Superficially, the assortment constraint is often present in the customer-supplier relationship: customers’ purchasing departments like to argue that they will only purchase the supplier’s lucrative items if they also supply the less attractive items; after all, they are anxious to obtain their less attractive purchased items as cheaply as possible. From a purchasing perspective, however, the combined procurement of a product range from a single source also makes sense in order to minimize the complexity of the procurement process. And from the supplier’s perspective, the product range constraint is a good thing if it generates a certain level of customer loyalty.

If a supplier is not careful, the winds of assortment pressure will continue to blow up the number of variants. Six years ago, I already pointed out in detail the problems for a supplier’s earnings situation that result from a product portfolio that is too broad. In the meantime, however, we are increasingly finding in product portfolio analyses that the hoped-for customer loyalty is not all that far off. If the competition makes a cheaper offer on the racers, more and more customers seem to switch quickly and leave the supplier’s sales department sitting on its red bums.

There is a system behind this: as the level of automation and rationalization of procurement processes increases, it is becoming less and less necessary to keep the number of suppliers for a particular product range low due to process costs.

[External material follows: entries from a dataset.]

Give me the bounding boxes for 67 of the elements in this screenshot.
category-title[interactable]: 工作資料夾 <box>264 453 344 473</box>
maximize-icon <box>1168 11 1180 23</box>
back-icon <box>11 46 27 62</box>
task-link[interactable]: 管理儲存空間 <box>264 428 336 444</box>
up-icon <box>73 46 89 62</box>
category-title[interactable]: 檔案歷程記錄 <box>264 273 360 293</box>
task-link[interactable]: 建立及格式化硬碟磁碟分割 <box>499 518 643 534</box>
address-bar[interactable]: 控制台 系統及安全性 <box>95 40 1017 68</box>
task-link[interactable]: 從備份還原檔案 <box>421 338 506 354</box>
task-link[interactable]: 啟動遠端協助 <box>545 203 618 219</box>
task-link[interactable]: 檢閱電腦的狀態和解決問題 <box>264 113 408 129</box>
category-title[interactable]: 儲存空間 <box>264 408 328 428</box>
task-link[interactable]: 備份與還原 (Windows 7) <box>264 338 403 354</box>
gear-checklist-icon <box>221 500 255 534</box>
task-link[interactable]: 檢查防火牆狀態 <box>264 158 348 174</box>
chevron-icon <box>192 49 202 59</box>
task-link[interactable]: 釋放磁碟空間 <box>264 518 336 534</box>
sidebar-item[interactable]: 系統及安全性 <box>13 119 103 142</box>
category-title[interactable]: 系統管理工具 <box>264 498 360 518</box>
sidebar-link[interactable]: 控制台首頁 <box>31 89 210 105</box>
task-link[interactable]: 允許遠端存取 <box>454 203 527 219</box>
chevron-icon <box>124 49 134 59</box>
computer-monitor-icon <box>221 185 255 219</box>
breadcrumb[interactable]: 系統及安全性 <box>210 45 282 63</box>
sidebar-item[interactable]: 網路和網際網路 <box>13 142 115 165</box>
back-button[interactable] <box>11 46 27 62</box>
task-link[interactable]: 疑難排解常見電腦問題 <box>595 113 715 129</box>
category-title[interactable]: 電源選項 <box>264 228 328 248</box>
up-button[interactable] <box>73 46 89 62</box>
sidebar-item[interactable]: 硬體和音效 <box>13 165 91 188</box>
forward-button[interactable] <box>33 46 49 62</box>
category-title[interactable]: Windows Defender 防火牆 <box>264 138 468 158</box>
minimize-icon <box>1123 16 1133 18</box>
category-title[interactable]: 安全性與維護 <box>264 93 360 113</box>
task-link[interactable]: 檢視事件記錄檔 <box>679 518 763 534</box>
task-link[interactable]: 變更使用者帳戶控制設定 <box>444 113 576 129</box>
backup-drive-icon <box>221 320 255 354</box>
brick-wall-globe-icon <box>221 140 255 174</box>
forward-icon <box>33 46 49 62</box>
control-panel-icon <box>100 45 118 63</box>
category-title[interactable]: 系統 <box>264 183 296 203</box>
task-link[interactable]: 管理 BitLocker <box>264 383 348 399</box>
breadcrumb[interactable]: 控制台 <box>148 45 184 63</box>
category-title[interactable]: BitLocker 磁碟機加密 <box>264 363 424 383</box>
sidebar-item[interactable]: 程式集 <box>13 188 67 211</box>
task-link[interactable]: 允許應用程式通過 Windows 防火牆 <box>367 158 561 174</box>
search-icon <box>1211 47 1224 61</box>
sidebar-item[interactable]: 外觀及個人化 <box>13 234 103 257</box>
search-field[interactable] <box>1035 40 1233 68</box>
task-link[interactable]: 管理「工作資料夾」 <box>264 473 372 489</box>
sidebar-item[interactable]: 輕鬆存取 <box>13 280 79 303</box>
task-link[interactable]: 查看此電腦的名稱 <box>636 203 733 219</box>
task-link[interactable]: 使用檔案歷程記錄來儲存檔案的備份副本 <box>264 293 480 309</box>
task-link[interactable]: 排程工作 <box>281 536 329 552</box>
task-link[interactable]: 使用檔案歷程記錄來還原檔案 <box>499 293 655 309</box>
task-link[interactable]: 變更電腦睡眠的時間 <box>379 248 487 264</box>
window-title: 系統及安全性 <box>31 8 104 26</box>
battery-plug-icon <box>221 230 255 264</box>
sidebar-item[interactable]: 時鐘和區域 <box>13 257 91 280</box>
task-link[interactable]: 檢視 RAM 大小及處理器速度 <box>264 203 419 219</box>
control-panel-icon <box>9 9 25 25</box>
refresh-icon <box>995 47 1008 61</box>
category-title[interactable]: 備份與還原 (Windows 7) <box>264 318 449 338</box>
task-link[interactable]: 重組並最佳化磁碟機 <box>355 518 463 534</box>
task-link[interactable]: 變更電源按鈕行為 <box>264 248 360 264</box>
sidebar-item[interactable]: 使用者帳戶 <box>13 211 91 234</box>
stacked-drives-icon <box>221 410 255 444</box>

That wouldn’t be a problem, because the compensation principle of “I’ll buy the racers from you and you’ll supply me with the bums” would still apply. Unfortunately, many suppliers do not monitor these compensation criteria and either do not even realize that the racers are no longer being ordered and are being ordered less and less, or they hope to win the customer back with goodwill.

Compulsory product ranges are dangerous and should not simply be postulated by the sales department. Compensation transactions between racers and bums must be clearly defined in the customer-supplier relationship and documented in the ERP system. This enables a supplier to react immediately if the customer no longer complies with the conditions.

One thing remains to be said: The stronger the tendency of customers to be very price-sensitive and willing to change their racing cars, the less justification there is for selling bums at a lower price or even keeping them in the portfolio at all for reasons of a postulated product range constraint.